Study Design and Results
Our phase 1 study of SNDX-5613 included patients with MLL-rearranged or NPM1-mutant leukemias in two parallel dose-escalation cohorts: those not taking and those taking strong CYP3A4 inhibitors. The primary objectives were to evaluate the safety, maximum tolerable dose, recommended dose to advance to phase 2 study, and the drug’s pharmacokinetic profile. Antileukemic activity and pharmacodynamics were exploratory endpoints. (1)
At the end of October 2021, a total of 59 patients had received at least one dose of the drug, and 10 remained on treatment. The median age of study participants was 47 years. They had received a median of three previous therapies: 42% had previously received venetoclax or transplant. (1)
SNDX-5613 demonstrated dose-proportional pharmacokinetic activity, which increased two- to threefold when administered together with a strong CYP3A4 inhibitor. An assessment of the molecular mechanism of action found that the novel drug disrupted menin binding to chromatin and decreased gene expression associated with leukemia development, consistent with findings established in earlier lab research. (1)
The only dose-limiting toxicities were a grade 3 prolonged QTc interval observed in seven patients (13%), and all were clinically asymptomatic. No ventricular arrhythmias were reported, and no study participants discontinued treatment due to a treatment-related event. Common treatment-related adverse events affecting more than 10% of participants were nausea (27%), vomiting (17%), differentiation syndrome (14%), and diarrhea (12%). (1)
We defined composite complete remission as inclusive of complete remission, complete remission with partial hematologic recovery, complete remission with incomplete platelet recovery, complete remission with incomplete hematologic recovery relative, and a morphologic leukemia-free state. The overall response rate was 61% among patients with MLL-rearranged leukemia (23 of 38 patients) and 38% among those with NPM1-mutant leukemia (3 of 13 patients). (1)

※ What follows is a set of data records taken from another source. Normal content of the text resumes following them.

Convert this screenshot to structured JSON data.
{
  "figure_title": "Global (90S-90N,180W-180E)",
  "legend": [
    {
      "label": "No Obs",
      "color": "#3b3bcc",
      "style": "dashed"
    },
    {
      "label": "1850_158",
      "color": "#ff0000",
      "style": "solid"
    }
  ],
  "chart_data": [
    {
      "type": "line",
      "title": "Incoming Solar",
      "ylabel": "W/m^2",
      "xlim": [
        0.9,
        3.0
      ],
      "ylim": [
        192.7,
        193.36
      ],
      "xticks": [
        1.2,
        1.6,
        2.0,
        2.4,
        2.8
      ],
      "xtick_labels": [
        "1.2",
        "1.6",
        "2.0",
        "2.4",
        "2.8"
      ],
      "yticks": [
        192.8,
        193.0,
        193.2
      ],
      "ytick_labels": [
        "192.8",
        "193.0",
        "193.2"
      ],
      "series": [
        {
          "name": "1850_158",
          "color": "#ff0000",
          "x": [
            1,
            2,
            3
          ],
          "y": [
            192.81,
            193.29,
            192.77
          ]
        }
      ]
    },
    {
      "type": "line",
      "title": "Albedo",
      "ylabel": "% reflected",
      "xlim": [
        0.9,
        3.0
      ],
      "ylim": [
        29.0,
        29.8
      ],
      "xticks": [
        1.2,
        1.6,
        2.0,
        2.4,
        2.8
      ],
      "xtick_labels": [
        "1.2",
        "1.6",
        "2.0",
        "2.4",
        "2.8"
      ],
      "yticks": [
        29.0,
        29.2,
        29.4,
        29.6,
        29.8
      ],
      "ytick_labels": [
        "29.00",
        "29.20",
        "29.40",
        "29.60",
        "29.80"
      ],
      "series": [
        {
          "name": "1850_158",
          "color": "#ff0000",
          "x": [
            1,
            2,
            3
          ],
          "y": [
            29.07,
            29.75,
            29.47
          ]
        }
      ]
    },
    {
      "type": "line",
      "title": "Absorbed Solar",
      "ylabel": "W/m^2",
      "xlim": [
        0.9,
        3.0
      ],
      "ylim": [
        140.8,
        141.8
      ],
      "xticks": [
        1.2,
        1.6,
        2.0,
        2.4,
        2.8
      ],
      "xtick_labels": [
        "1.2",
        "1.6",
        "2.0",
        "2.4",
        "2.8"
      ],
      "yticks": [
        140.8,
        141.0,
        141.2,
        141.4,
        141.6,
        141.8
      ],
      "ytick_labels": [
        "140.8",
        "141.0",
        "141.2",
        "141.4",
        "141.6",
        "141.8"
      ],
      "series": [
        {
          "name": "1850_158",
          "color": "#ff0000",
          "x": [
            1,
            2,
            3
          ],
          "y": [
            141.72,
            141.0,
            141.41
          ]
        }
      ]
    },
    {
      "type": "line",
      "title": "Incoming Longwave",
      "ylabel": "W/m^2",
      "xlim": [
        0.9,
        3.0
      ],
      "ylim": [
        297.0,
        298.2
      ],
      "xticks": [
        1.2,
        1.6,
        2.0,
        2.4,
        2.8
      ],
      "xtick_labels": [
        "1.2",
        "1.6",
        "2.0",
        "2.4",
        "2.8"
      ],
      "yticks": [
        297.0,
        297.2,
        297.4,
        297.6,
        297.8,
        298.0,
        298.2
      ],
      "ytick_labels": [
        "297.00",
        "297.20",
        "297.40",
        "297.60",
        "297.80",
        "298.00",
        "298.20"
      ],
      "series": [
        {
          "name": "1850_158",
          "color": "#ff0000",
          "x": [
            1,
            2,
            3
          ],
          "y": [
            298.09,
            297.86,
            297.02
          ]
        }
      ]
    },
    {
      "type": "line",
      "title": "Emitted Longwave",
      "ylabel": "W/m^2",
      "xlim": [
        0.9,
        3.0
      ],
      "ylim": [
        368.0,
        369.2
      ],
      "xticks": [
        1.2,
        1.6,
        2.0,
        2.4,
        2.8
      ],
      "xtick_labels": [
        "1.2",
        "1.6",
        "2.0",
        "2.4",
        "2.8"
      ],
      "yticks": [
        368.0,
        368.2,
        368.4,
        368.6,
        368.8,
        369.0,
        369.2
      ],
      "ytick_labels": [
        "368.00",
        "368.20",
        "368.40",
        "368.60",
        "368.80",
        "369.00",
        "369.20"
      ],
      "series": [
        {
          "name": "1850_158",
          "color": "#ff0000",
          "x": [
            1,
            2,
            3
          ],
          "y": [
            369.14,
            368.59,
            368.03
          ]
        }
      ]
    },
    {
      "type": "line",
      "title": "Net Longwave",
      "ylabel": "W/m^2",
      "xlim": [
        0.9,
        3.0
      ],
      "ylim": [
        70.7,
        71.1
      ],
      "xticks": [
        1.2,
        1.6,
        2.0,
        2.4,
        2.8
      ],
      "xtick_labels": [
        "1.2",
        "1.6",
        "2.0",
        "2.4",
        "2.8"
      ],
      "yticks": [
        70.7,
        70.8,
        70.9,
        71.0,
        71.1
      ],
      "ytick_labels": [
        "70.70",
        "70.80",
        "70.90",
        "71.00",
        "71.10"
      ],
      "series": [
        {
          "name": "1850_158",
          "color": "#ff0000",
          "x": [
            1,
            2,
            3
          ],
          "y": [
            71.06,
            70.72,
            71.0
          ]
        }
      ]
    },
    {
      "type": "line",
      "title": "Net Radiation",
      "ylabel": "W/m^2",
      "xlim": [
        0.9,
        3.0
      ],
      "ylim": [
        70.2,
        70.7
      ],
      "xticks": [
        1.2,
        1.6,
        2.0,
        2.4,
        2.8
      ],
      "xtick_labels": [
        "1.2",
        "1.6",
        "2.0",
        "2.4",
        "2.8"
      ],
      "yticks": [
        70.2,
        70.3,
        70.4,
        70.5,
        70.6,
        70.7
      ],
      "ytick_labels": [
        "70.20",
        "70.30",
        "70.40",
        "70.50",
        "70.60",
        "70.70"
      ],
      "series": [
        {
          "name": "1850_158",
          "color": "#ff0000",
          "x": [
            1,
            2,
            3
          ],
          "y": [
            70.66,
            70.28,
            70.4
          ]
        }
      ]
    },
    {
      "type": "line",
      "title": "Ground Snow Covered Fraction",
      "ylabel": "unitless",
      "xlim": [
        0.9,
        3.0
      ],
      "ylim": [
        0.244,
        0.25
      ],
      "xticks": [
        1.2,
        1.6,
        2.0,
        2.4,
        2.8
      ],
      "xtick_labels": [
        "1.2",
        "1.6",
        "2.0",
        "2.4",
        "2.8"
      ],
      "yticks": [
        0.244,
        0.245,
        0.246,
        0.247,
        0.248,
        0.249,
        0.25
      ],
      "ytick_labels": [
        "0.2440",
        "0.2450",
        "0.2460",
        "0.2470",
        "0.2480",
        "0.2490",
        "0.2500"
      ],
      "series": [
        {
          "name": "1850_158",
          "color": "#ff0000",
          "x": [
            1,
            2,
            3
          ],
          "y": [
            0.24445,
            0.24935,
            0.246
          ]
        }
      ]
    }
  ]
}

The median time to complete response or complete response with partial hematologic recovery was two months. The median duration of response for patients achieving a complete response or complete response with partial hematologic recovery was not reached.
Highly Specialized Care
MSK patients participating in PDD-L phase 1 trials receive care from nurses with specialized training within the Developmental Therapeutics Unit in the David H. Koch Center for Cancer Care. Review our list of phase 1 trials currently recruiting at MSK, including the phase 2 trial of SNDX-5613.
For more information or to refer a patient to a PDD-L trial, please call 646-608-3749.
Learn More About How MSK Is Advancing Leukemia Research and Treatments
MSK researchers recently received a prestigious SPORE (Specialized Programs of Research Excellence) grant from the National Institutes of Health to leverage translational efforts to develop targeted therapies and immunotherapeutic approaches for several molecular subtypes of AML with poor prognoses or no treatment options. Led by physician-scientist Omar Abdel-Wahab, MD, Director of MSK’s CHM and the Edward P. Evans Endowed Chair for Myelodysplastic Syndromes, and Martin Tallman, MD, Chief of the Leukemia Service and the Cassidy Family Endowed Faculty Chair at MSK, the SPORE research team will focus on developing targeted therapies for resistant leukemias and chimeric antigen receptor (CAR) T cell therapies.
The SNDX-5613 trial was funded by Syndax Pharmaceuticals.
Dr. Stein discloses consultancies with the following companies: Foghorn Therapeutics; Blueprint Medicines; Gilead Sciences, Inc.; Abbvie; Janssen Pharmaceuticals; Genentech; Jazz Pharmaceuticals; Bristol Myers Squibb; Celgene; PinotBio; Daiichi Sankyo; Astellas; Novartis; Agios Pharmaceuticals, Inc.; Syros Pharmaceuticals, Inc.; and Syndax Pharmaceuticals.